The Free Press, Mankato, MN

May 24, 2013

Loan program targets American Indian entrepreneurs


The Mankato Free Press

---- — BEMIDJI, Minn. (AP) — A Red Lake tribal member has opened a new restaurant in Bemidji with the help of a little-known state loan program targeting American Indian entrepreneurs.

Given the high rates of high school dropouts and unemployment on the reservation, Marv Hanson hopes to be a role model for American Indians who want to start their own businesses.

Hanson started The Marvelous Fish House and Market in Bemidji with a $177,000 loan from the Minnesota Indian Business Loan Program, which provides up to 75 percent of business startup costs. It's believed to be the first American Indian-owned restaurant in the northern city, Minnesota Public Radio reported Friday (http://bit.ly/Z4SaWk ).

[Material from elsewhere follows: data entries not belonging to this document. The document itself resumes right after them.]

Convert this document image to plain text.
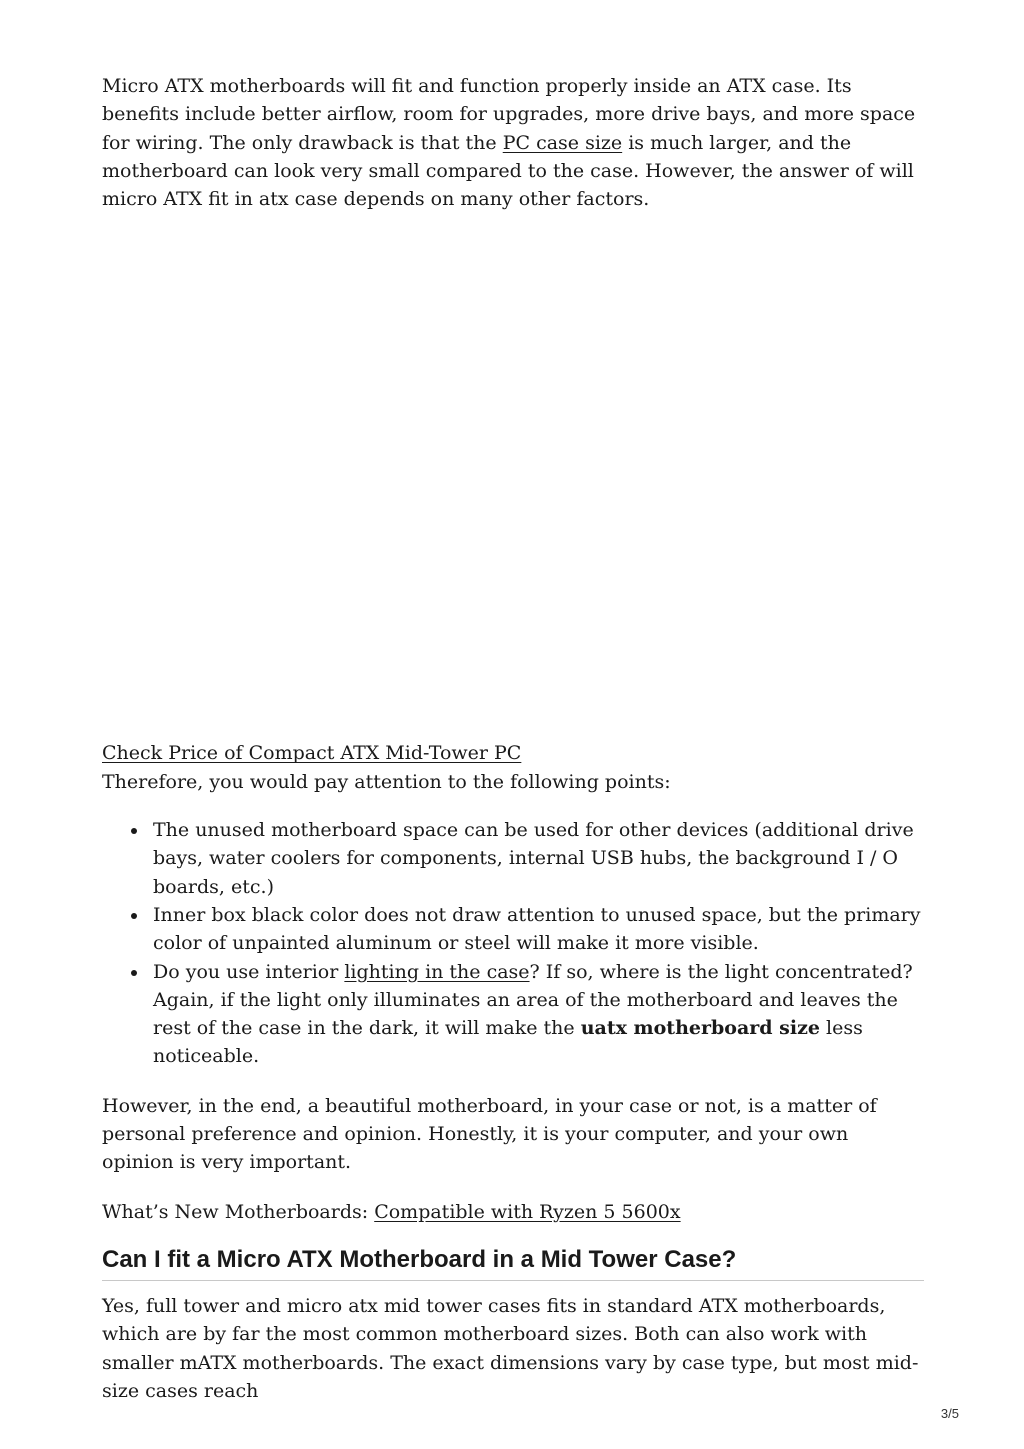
Micro ATX motherboards will fit and function properly inside an ATX case. Its benefits include better airflow, room for upgrades, more drive bays, and more space for wiring. The only drawback is that the PC case size is much larger, and the motherboard can look very small compared to the case. However, the answer of will micro ATX fit in atx case depends on many other factors.

Check Price of Compact ATX Mid-Tower PC

Therefore, you would pay attention to the following points:

The unused motherboard space can be used for other devices (additional drive bays, water coolers for components, internal USB hubs, the background I / O boards, etc.)
Inner box black color does not draw attention to unused space, but the primary color of unpainted aluminum or steel will make it more visible.
Do you use interior lighting in the case? If so, where is the light concentrated? Again, if the light only illuminates an area of the motherboard and leaves the rest of the case in the dark, it will make the uatx motherboard size less noticeable.

However, in the end, a beautiful motherboard, in your case or not, is a matter of personal preference and opinion. Honestly, it is your computer, and your own opinion is very important.

What’s New Motherboards: Compatible with Ryzen 5 5600x

Can I fit a Micro ATX Motherboard in a Mid Tower Case?

Yes, full tower and micro atx mid tower cases fits in standard ATX motherboards, which are by far the most common motherboard sizes. Both can also work with smaller mATX motherboards. The exact dimensions vary by case type, but most mid-size cases reach

3/5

The Indian Business Loan program has been used just 16 times in the past decade. American Indian Chamber of Commerce chairman Jon Otto, a White Earth tribal member, said that might be because few people know about it.

Indian-owned businesses aren't common in Minnesota. A survey conducted in the early 2000s by the Minnesota American Indian Chamber of Commerce found around 2,500 of them, and chamber officials say the recession took a toll on such businesses, guessing the number might now be half that.

Hanson's new restaurant is decorated with American Indian art and historic black-and-white photos of tribal members from the three reservations surrounding Bemidji. The menu features Red Lake walleye and Indian-harvested wild rice. Hanson takes pride in having mostly tribal employees.

"It's fun to be a tribal member that is going to make a difference, as far as job creation outside the reservation," Hanson said. "It's kind of something that really doesn't happen very often."

Besides the money from the Indian Business Loan program, Hanson also used a $35,000 loan from the Northwest Minnesota Foundation and put up $100,000 of his own.

There are few signs of entrepreneurship on the Red Lake reservation, where about half of adults are unemployed. Most people buy what they need in Bemidji, 35 miles to the south.

The tribe launched a program last year to encourage would-be entrepreneurs, said Sharon James, the reservation's small business development manager. She is working with about a dozen people interested in starting businesses on the reservation. Most tribal members don't have the basic knowledge or the financial resources to get started, she said.

"They don't have the background that typical environment provides ... It's new to them as far as creating their business plan, knowing how to approach financing sources, and then being able to meet the criteria to get financing," she said.